Below are concrete Clojure code examples showing how to instrument a Chi route that interacts with CockroachDB. These snippets illustrate consistent logging patterns for connection acquisition, successful queries, transaction handling, and error conditions.
(ns myapp.handler
(:require [compojure.core :refer [GET POST]]
[cheshire.core :as json]
[next.jdbc :as jdbc]
[taoensso.timbre :as log]
[ring.util.response :as resp]))
(def db
{:dbtype "postgresql"
:dbname "mydb"
:host "localhost"
:port 26257
:user "myuser"
:password "mypassword"
:connection-uri "postgresql://myuser:mypassword@localhost:26257/mydb?sslmode=require"})
(defn log-db-operation [request-id op status details]
(log/info :event :db-operation
:request-id request-id
:operation op
:status status
:details details))
(defn handle-error [request-id op err]
(log/error :event :db-error
:request-id request-id
:operation op
:error (ex-message err)
:class (class err)))
(defn get-user-handler [request]
(let [request-id (:request-id (:headers request))
user-id (-> request :params :user-id)]
(try
(let [result (jdbc/execute! db ["SELECT id, email FROM users WHERE id = ?" user-id])]
(log-db-operation request-id "SELECT users WHERE id" :success {:rows (count result)})
(resp/json-response (first result)))
(catch Exception e
(handle-error request-id "SELECT users" e)
(resp/internal-server-error {:error "internal"})))))
(defn create-order-handler [request]
(let [request-id (:request-id (:headers request))
body (-> request :body :content)
user-id (:user-id body)]
(try
(jdbc/with-transaction [conn db]
(jdbc/execute! conn ["INSERT INTO orders (user_id, total) VALUES (?, ?)" user-id (:total body)])
(log-db-operation request-id "INSERT orders" :success {:user-id user-id})
(jdbc/execute-one! conn ["SELECT * FROM orders WHERE user_id = ?" user-id])
(log-db-operation request-id "SELECT orders by user" :success {})
(resp/json-response {:status :created}))
(catch Exception e
(handle-error request-id "transaction" e)
(resp/internal-server-error {:error "internal"})))))
In these examples, each database interaction is paired with a log entry that includes a request identifier, operation description, status, and relevant non-sensitive details.
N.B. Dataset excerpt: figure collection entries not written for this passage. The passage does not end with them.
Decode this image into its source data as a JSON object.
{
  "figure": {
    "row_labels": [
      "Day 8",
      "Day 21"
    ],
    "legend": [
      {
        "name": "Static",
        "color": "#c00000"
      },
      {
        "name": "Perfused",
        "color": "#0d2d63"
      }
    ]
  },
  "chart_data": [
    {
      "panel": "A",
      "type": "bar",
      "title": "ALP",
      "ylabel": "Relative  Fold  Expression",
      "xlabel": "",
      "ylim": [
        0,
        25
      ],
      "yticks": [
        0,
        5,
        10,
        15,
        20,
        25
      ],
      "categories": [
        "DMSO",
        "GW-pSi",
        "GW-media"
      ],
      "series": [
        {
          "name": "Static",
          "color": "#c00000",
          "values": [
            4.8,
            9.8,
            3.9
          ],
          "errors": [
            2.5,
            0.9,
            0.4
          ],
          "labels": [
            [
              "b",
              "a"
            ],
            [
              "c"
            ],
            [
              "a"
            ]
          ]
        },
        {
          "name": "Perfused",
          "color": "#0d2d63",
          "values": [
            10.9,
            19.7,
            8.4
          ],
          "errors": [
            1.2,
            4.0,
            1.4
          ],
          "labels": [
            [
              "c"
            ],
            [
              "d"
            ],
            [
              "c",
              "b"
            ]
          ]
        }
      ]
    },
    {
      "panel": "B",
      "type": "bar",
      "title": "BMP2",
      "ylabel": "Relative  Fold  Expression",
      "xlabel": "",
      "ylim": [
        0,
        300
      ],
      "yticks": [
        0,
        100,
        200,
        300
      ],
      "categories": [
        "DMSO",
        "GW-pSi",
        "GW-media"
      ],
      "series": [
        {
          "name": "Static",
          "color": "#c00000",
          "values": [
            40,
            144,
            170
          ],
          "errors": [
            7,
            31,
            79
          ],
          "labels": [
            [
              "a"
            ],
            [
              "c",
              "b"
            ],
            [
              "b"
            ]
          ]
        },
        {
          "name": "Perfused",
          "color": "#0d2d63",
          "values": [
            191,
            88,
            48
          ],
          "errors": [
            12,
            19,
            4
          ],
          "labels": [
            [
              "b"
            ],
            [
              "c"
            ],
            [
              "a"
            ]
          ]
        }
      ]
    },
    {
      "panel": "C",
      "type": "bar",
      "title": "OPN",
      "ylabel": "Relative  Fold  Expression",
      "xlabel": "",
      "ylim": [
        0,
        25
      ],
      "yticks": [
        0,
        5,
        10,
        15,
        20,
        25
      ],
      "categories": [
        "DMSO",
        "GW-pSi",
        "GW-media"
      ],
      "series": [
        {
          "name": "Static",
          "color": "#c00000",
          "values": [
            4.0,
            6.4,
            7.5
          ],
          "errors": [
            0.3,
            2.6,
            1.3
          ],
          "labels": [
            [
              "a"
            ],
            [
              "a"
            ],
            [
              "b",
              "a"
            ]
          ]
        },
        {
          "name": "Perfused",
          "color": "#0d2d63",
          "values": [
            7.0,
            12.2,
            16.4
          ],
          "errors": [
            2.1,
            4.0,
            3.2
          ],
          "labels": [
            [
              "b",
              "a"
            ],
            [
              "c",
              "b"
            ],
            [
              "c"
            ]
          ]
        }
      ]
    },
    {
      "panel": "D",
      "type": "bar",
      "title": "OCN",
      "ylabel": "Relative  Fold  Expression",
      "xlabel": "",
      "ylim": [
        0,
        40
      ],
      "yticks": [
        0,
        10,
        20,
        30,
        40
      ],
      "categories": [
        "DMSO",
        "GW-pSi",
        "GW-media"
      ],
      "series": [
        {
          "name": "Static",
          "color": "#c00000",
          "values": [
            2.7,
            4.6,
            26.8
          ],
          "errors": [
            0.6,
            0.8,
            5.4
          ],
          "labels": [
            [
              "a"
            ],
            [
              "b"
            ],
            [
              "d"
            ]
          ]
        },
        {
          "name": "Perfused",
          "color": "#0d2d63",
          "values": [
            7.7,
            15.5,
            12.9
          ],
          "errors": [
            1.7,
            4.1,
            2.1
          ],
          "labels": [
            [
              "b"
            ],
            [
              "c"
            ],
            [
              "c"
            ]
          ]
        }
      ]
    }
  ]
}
Using with-transaction ensures that transaction boundaries are explicit, and errors are captured with context. This approach supports middleBrick’s checks for Property Authorization and Input Validation by making it easier to correlate failed operations with specific requests and users. Continuous monitoring with the Pro plan can further ensure that logging practices remain consistent across deployments, and the GitHub Action can fail builds if required log fields are missing from the source code.
For teams using the MCP Server in AI coding assistants, these patterns can be suggested or validated directly within the development environment, helping maintain logging standards as code evolves. The Dashboard can track changes to logging configurations over time, supporting compliance reporting and change management.